Not in atlas — F-stats ≤ 2.8 on all four candidate metrics at the framework's signal lengths, plus an internal r = +0.80 between axial_excess and wedge_concentration. Square mode is the live atlas lens; Sacks ships as a diagnostic embedding only.
What it measures: The same threshold-marked-positions question as Ulam Spiral (Square), but on the Sacks parametrization — sample k placed at radius √k and angle 2π√k. Sacks puts perfect squares on the +x ray; quadratic polynomials trace spirals.

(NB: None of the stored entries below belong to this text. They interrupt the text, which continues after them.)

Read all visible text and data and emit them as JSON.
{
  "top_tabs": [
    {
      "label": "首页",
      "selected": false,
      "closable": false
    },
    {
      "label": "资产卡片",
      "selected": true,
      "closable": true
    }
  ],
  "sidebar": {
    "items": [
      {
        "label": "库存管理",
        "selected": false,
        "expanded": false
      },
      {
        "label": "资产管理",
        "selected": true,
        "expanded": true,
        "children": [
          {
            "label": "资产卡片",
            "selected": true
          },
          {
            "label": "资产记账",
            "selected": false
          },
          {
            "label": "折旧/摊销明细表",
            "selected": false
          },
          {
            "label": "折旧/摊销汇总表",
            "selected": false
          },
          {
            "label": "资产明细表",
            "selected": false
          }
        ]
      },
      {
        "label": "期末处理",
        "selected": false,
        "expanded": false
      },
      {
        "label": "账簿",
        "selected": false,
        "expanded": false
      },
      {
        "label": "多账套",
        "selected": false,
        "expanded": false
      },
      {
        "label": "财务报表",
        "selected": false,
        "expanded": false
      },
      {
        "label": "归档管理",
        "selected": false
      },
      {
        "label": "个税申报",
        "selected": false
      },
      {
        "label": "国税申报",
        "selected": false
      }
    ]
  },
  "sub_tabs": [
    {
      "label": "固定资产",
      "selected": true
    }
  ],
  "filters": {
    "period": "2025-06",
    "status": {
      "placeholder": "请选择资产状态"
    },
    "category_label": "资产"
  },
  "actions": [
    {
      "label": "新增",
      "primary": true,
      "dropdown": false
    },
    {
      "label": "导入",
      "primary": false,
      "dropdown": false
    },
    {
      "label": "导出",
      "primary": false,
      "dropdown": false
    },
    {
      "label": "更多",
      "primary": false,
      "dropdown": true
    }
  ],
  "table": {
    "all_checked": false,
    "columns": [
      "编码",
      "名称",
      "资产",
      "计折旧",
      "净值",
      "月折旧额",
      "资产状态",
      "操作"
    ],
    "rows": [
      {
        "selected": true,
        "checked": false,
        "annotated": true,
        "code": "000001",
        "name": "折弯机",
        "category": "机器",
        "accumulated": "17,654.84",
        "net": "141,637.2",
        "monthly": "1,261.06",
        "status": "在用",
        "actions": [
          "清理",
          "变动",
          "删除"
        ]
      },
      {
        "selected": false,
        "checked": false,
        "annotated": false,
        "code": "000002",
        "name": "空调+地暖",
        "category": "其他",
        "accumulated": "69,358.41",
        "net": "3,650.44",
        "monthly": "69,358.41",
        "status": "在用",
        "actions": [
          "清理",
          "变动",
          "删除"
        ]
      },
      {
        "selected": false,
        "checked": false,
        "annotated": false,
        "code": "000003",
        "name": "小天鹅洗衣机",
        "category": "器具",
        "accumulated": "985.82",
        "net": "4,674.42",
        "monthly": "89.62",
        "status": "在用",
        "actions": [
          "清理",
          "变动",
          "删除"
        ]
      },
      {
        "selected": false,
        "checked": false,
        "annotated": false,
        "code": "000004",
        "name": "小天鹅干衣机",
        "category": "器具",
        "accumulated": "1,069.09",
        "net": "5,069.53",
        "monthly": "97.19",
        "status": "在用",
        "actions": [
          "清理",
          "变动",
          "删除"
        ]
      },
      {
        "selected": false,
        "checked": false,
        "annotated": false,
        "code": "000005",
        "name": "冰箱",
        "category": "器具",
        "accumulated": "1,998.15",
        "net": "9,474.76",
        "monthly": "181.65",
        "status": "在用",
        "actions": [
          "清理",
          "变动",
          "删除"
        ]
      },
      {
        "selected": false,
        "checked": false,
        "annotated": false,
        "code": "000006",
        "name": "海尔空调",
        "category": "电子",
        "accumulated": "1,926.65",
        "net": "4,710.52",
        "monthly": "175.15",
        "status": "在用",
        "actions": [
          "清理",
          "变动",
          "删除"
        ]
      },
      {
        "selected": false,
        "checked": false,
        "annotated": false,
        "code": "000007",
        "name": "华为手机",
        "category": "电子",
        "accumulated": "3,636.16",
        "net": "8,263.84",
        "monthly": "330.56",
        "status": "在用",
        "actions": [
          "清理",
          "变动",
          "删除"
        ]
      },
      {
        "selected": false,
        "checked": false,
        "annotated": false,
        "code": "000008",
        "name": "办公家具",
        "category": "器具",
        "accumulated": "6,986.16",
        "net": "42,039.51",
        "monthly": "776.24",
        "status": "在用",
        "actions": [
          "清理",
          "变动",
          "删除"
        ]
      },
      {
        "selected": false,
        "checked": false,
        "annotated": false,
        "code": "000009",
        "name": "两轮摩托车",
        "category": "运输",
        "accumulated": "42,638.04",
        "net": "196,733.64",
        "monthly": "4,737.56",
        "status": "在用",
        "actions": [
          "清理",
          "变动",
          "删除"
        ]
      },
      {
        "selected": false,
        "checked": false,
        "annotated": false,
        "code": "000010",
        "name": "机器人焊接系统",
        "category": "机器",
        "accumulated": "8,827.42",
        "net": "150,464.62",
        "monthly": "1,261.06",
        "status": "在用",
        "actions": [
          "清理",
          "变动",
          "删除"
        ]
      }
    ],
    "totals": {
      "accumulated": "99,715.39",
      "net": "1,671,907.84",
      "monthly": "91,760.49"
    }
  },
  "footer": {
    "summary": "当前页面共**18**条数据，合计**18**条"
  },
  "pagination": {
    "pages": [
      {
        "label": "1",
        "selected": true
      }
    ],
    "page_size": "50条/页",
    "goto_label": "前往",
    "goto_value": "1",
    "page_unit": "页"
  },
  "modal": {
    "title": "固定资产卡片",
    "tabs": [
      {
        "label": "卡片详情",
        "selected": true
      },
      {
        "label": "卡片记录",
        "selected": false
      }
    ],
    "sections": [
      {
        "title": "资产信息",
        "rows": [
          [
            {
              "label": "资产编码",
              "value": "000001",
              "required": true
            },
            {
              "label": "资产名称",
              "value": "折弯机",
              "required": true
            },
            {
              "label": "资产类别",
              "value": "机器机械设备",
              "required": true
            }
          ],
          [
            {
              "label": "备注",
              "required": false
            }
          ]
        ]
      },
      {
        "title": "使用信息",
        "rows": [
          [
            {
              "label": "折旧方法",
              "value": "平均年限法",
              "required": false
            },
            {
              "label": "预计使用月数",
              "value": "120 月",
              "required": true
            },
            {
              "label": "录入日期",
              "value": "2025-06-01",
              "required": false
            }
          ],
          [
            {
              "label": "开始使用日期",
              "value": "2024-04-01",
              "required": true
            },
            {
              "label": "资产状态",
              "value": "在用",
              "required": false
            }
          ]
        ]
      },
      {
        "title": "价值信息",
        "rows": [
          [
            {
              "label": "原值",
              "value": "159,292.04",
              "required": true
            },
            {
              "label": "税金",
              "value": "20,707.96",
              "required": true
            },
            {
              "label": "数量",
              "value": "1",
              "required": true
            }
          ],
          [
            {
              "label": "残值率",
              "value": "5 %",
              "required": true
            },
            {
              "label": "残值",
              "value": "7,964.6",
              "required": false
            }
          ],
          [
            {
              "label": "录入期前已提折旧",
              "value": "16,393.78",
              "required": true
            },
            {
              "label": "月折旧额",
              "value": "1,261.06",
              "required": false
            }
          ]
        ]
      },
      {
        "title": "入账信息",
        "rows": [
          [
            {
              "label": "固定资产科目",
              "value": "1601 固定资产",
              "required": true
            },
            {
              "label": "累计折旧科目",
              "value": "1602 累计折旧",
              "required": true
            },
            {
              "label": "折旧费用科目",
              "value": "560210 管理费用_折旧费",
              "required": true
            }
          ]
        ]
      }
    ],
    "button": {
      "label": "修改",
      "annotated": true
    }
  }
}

Sacks mode is computed by UlamSpiralGeometry(spiral_type='sacks') and exposed through the source guide's per-source render (perfect squares pop out as a stripe on the +x ray — genuinely informative for human eyes). The four scalar metrics below are documented for the embedding-discovery pipeline and for direct use; they're not in the atlas profiles JSON.
Gini coefficient of mark counts across 60 angular wedges of the Sacks plane. 0 = perfectly uniform angular distribution; → 1 = marks concentrate on a few wedges. The Sacks signature for an integer sequence is high axial_excess (perfect squares fall on a single ray; quadratic polynomials fall on a few discrete rays).
Incremental quadratic R² on the marked indices inside the densest wedge. Up to 1.0 if the marked subsequence fits a quadratic better than a linear; near 0 otherwise. The Sacks analogue of the Square mode's polynomial_concentration, restricted to the dominant angular direction.
Peak wedge count / (median wedge count + 1). Captures whether marks pile up on a single dominant ray (the Ulam/Sacks signature: perfect squares on +x, prime quadratics on specific spirals). Strongly correlated with axial_excess (intra-Sacks r ≈ +0.80), which is the redundancy that justifies the atlas exclusion.
A sister metric fft_anisotropy (diagonal-vs-cardinal 2D FFT wedge ratio on the rasterized Sacks grid) is class-only — kept in compute_metrics for direct callers but dropped from the atlas by the same class-level atlas_exclude that applies to Square mode (r = +0.90 with Spectral Analysis:high_freq_ratio).
Practically: it doesn't, at the framework's signal lengths. The geometry sits in the codebase as a renderer-only lens — the Sacks render is genuinely informative for human eyes (perfect squares pop out as a stripe on the +x ray), but the four scalar metrics don't separate sources strongly enough to earn an atlas slot. If the framework ever moves to longer signal lengths where the Sacks density grows enough to fill more angular wedges, these metrics become candidates again.